# Remove album art - iTunes



## Howard2k (Feb 9, 2005)

So I was messing around with Album Art today (here it comes) and managed to embed multiple images to some songs.

How can I remove the spurious album art?


----------



## Howard2k (Feb 9, 2005)

Right click - Get Info - Artwork.


Too easy 


EDIT: Hmm... But that's just one song at a time..


----------



## Grunt (Jun 14, 2005)

...assuming you have a multi-button mouse, of course. 

apple+i can Get Info just as well as a right click can, though


----------



## Macaholic (Jan 7, 2003)

You can select a bunch of songs and Get Info on them all. You can then activate the artwork checkmark BUT LEAVE THE FIELD EMPTY. That will clear out ALL the artwork from those songs. You can then add the single pieces of artwork as desired.
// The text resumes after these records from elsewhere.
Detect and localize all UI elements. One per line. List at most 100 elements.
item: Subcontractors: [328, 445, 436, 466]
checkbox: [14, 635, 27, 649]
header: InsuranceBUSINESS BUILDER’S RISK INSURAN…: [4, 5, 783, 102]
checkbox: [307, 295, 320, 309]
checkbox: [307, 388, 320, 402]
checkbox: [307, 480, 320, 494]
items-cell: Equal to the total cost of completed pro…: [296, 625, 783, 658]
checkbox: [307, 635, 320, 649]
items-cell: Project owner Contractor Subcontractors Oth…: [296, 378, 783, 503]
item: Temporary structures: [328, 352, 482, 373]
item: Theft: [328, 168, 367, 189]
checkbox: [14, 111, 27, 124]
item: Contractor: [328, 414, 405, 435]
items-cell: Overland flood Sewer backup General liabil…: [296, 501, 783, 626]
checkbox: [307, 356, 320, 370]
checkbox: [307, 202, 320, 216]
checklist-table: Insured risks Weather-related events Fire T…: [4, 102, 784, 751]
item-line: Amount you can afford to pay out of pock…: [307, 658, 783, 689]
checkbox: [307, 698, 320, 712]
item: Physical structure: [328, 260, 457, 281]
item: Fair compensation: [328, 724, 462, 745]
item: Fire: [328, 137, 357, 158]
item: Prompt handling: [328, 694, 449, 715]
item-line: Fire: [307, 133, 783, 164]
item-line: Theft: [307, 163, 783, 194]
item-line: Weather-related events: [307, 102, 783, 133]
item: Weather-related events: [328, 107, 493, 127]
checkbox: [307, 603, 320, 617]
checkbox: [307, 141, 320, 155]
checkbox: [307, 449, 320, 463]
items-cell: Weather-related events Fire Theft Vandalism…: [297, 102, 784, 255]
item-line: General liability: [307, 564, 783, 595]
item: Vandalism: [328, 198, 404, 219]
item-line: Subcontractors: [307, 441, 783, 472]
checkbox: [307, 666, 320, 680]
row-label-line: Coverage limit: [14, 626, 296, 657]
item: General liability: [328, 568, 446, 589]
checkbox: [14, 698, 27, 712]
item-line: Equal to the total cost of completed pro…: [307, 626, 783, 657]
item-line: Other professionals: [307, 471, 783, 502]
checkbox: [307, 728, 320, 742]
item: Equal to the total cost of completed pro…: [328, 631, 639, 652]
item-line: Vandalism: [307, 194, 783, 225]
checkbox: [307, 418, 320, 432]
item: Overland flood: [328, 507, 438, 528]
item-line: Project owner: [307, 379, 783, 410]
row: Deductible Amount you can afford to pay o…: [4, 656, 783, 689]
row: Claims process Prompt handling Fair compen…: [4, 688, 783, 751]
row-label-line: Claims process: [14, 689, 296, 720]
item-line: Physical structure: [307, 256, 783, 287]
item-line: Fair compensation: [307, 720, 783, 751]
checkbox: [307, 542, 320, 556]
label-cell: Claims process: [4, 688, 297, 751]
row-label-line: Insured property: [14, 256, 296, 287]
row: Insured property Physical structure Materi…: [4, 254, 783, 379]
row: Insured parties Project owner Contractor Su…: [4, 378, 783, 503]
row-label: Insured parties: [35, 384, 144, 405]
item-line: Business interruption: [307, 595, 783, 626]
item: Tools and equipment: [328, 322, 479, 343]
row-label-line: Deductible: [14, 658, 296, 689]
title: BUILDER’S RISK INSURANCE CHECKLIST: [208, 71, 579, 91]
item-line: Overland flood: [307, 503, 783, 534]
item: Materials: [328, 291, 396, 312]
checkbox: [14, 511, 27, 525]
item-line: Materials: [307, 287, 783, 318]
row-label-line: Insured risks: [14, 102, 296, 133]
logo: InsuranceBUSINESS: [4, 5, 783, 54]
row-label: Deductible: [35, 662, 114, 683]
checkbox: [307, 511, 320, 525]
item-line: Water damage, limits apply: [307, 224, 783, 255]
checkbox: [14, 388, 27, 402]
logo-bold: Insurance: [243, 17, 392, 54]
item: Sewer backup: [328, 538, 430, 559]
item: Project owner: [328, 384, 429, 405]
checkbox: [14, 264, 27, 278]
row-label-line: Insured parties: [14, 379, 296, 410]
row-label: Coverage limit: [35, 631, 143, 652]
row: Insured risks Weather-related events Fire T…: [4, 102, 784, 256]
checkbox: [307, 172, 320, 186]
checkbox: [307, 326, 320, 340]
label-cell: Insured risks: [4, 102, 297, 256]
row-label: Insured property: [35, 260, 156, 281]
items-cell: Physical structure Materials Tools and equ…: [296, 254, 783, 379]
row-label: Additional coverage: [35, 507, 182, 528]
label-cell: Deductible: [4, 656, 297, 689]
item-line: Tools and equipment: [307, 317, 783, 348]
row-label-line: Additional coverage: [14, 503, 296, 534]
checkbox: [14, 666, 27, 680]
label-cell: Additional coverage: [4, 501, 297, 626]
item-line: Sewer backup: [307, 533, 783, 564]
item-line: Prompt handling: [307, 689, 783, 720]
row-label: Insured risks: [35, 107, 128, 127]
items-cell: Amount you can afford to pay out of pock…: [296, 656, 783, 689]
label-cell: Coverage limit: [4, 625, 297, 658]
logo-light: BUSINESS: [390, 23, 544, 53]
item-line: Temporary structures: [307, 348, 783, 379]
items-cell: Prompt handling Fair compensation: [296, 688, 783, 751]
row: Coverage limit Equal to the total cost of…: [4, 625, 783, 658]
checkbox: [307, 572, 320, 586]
If you want a convenient way to add artwork to songs that have none, check out my posts in this ehMac thread:
http://www.ehmac.ca/showthread.php?t=29450


----------



## Howard2k (Feb 9, 2005)

Fantastic! Thanks.


----------



## Jacklar (Jul 23, 2005)

Dougs applescript site also has a script to remove Album Art if you choose to do so


----------



## Macaholic (Jan 7, 2003)

Jacklar said:


> Dougs applescript site also has a script to remove Album Art if you choose to do so


I believe you. There's TONS of different scripts over there. Very cool.


----------